Pelo que acima se referiu, não restam dúvidas que estamos perante uma taxa pela prestação de um serviço, seja ele a prestação de informações por escrito ou a emissão de uma certidão pelo Serviço de Finanças.
Entendemos, assim, que a requerida não se encontra vinculada à jurisdição do CAAD quanto a esta matéria e que se verifica a exceção de incompetência em função da matéria.
Ainda que se entendesse que não estaremos perante uma incompetência em razão da matéria mas antes perante uma exceção dilatória inominada (como ocorre no processo 324/2016-T) a consequência seria a mesma: a absolvição da instância.
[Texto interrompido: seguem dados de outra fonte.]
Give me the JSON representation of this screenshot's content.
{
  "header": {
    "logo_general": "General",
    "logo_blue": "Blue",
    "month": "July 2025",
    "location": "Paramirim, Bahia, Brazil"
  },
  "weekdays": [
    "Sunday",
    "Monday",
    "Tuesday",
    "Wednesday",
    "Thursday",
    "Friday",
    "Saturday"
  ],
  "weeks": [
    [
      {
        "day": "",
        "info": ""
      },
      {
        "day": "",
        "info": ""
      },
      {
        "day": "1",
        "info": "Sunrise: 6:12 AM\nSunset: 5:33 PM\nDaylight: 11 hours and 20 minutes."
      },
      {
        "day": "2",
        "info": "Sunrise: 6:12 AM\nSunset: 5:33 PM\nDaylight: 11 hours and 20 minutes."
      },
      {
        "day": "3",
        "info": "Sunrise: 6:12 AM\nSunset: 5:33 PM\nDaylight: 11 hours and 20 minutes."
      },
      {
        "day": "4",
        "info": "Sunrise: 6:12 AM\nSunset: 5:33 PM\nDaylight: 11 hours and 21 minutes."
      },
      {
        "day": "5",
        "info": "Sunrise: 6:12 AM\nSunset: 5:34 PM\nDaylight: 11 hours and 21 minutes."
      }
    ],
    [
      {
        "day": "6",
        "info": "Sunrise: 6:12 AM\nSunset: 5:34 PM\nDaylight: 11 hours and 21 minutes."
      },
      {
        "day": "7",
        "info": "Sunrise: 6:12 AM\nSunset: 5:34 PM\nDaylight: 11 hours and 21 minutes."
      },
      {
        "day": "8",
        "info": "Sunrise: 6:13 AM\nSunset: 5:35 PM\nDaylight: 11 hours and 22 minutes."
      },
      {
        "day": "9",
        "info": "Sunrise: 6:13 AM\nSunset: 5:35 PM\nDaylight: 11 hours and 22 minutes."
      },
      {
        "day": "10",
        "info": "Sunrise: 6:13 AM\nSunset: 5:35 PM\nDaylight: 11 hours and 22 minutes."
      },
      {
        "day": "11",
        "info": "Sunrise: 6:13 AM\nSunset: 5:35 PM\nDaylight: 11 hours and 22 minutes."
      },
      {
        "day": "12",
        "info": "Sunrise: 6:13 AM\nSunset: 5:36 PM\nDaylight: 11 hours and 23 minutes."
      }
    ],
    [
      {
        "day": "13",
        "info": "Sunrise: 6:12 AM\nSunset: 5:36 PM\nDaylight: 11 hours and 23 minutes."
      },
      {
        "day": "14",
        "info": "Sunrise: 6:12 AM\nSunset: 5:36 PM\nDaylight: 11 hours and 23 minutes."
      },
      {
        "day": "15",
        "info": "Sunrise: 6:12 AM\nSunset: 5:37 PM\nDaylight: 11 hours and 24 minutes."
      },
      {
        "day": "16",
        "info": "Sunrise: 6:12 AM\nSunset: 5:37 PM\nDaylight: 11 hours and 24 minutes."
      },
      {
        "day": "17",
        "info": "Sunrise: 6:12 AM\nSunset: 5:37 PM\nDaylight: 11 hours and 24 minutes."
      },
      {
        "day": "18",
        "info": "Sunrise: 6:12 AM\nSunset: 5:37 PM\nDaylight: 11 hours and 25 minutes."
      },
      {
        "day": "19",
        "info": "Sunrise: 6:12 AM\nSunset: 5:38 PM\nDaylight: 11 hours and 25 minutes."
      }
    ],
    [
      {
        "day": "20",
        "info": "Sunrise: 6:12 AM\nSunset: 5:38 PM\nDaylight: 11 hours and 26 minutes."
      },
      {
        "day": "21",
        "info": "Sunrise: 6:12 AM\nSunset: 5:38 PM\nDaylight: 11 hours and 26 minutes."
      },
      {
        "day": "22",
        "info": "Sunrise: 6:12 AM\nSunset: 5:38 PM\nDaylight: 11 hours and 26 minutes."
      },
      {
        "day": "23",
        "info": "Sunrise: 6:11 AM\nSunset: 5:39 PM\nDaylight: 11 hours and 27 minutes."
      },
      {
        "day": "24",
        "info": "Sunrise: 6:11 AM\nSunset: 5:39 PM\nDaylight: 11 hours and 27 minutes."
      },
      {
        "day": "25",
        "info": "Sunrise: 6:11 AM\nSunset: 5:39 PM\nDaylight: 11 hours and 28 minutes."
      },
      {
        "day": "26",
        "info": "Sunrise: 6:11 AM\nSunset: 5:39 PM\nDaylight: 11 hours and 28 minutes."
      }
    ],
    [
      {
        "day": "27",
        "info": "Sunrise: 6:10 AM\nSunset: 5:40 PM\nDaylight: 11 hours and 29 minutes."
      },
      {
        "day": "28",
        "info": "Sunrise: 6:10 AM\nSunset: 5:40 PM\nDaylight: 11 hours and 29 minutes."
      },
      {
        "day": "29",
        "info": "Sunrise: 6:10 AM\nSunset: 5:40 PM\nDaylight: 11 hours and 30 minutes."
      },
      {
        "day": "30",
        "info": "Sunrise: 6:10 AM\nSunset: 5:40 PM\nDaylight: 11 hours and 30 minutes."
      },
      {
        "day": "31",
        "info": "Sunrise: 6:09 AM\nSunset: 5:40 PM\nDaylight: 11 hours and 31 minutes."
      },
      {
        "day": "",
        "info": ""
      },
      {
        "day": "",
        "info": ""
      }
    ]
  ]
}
Do objeto da decisão do recurso hierárquico
O pedido arbitral recai, de forma imediata, sobre a decisão que pôs fim a um recurso hierárquico e, de forma mediata, uma despacho do serviço de finanças de … que não contém a liquidação de um imposto.
A decisão que pôs termo ao recurso hierárquico não aprecia a legalidade da liquidação de um imposto.
Pelo que, também por aí não, tem o CAAD competência para apreciar o pedido arbitra formulado pelo Requerente
7. Decisão
Em face do exposto, determina-se:
- julgar procedente a exceção dilatória de incompetência do CAAD em função da matéria.
- Absolver a Requerida da instância (artigos 96.º e 278.º do Código de Processo Civil, ex vi artigo 29.º, n.º 1, alíneas a) e e), do RJAT)
8. Valor do processo:
De acordo com o disposto no artigo 306º, n.º 2, do CPC e 97º-A, n.º 1, alínea a) do CPPT e 3º, n.º 2 do Regulamento de Custas nos Processos de Arbitragem Tributária fixa-se o valor da ação em 15,36€.
9. Custas:
Nos termos do artigo 22º, n.º 4, do RJAT, e da Tabela I anexa ao Regulamento das Custas nos Processos de Arbitragem Tributária, fixa-se o montante das custas em 306,00 €, a cargo do Requerente.
Notifique.
Lisboa, 14 de junho de 2018.
Texto elaborado por computador, nos termos do artigo 138º, n.º 5 do Código do Processo Civil (CPC), aplicável por remissão do artigo 29º, n.º 1, alínea e) do Regime de Arbitragem Tributária, por mim revisto.